В добавление я выразил надежду, что мой двоюродный брат примет искренние изъявления моего раскаяния и поймет, что виною моего непристойного поведения отчасти было слишком широкое гостеприимство Осбалдистон-холла.

– Он помирится с тобою, мальчик, – воскликнул от всего сердца добрый баронет, – или, клянусь спасением души, он мне не сын! Как, Рэшли, ты все еще стоишь, точно пень? «Очень сожалею» – вот и все, что может сказать джентльмен, если ему случится сделать что-нибудь неподобающее, особенно за бутылкой вина. Я служил в Хаунслоу и кое-что смыслю, думается мне, в вопросах чести. Итак, ни слова больше об этой истории! Поедемте-ка на Березовую Косу и выкурим из норы барсука.

Лицо Рэшли, как я уже отмечал, не походило ни на одно из тех, какие мне доводилось встречать. Но особенность эта заключалась не в чертах его, а в том, как оно меняло свое выражение. Другие лица при переходе от печали к радости, от гнева к спокойствию требуют некоторого промежутка времени, прежде чем выражение победившего чувства окончательно вытеснит следы предыдущего. Наступает полоса сумерек – как между ночью и восходом солнца, – покуда смягчаются напряженные мускулы, темный взор проясняется, лоб разгладится и лицо, утратив угрюмые тени, станет спокойным и ясным. Лицо Рэшли изменялось без всякой постепенности: за выражением одной страсти едва ли не мгновенно следовало выражение страсти противоположной. Я могу сравнить это только с быстрой сменой декораций на сцене, где по свистку суфлера исчезает пещера и появляется роща.

На этот раз это свойство меня особенно поразило. Когда Рэшли только вошел в зал, он «стоял чернее самой ночи». С тем же мрачным, непреклонным видом выслушал он мои извинения и увещания отца; и только когда сэр Гилдебранд договорил, облако тотчас сбежало с его лица и он в любезнейших и самых учтивых словах объявил, что вполне удовлетворен моими «изящными извинениями».
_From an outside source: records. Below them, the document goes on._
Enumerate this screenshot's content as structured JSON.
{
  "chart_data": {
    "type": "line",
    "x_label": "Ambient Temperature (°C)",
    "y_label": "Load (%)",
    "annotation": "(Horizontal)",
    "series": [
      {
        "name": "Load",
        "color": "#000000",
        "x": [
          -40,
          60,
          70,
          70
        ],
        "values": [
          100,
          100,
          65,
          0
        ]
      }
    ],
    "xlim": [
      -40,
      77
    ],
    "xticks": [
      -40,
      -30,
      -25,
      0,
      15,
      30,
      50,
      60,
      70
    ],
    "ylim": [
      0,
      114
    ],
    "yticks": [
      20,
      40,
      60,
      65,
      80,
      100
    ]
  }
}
– В самом деле, – сказал он, – у меня у самого очень слабая голова и не выдерживает ни капли сверх моих обычных трех стаканов, так что я, подобно честному Кассио, сохранил лишь смутное воспоминание о вчерашнем недоразумении, – помню какой-то общий сумбур, но никаких отчетливых подробностей; я знаю, мы сцепились, но не помню даже, из-за чего. А потому, дорогой кузен, – продолжал он, ласково пожимая мне руку, – вы сами поймете, какое облегчение для меня услышать, что я должен принять извинения, а не принести их. Не хочу вспоминать об этом ни единым словом; было бы крайне глупо с моей стороны настаивать на проверке счета, коль скоро я ожидал, что итог будет против меня, а он так приятно и неожиданно обернулся в мою пользу. Вы видите, мистер Осбалдистон, я уже упражняюсь в языке Ломбардской улицы и готовлюсь к своей новой профессии.

Я только что собрался ответить и с этой целью поднял глаза, как встретился взглядом с мисс Вернон: она вошла незамеченная в комнату во время разговора и слушала его с пристальным вниманием. В замешательстве и смущении я потупился и поспешил отойти к столу, где мои двоюродные братья деловито расправлялись с завтраком.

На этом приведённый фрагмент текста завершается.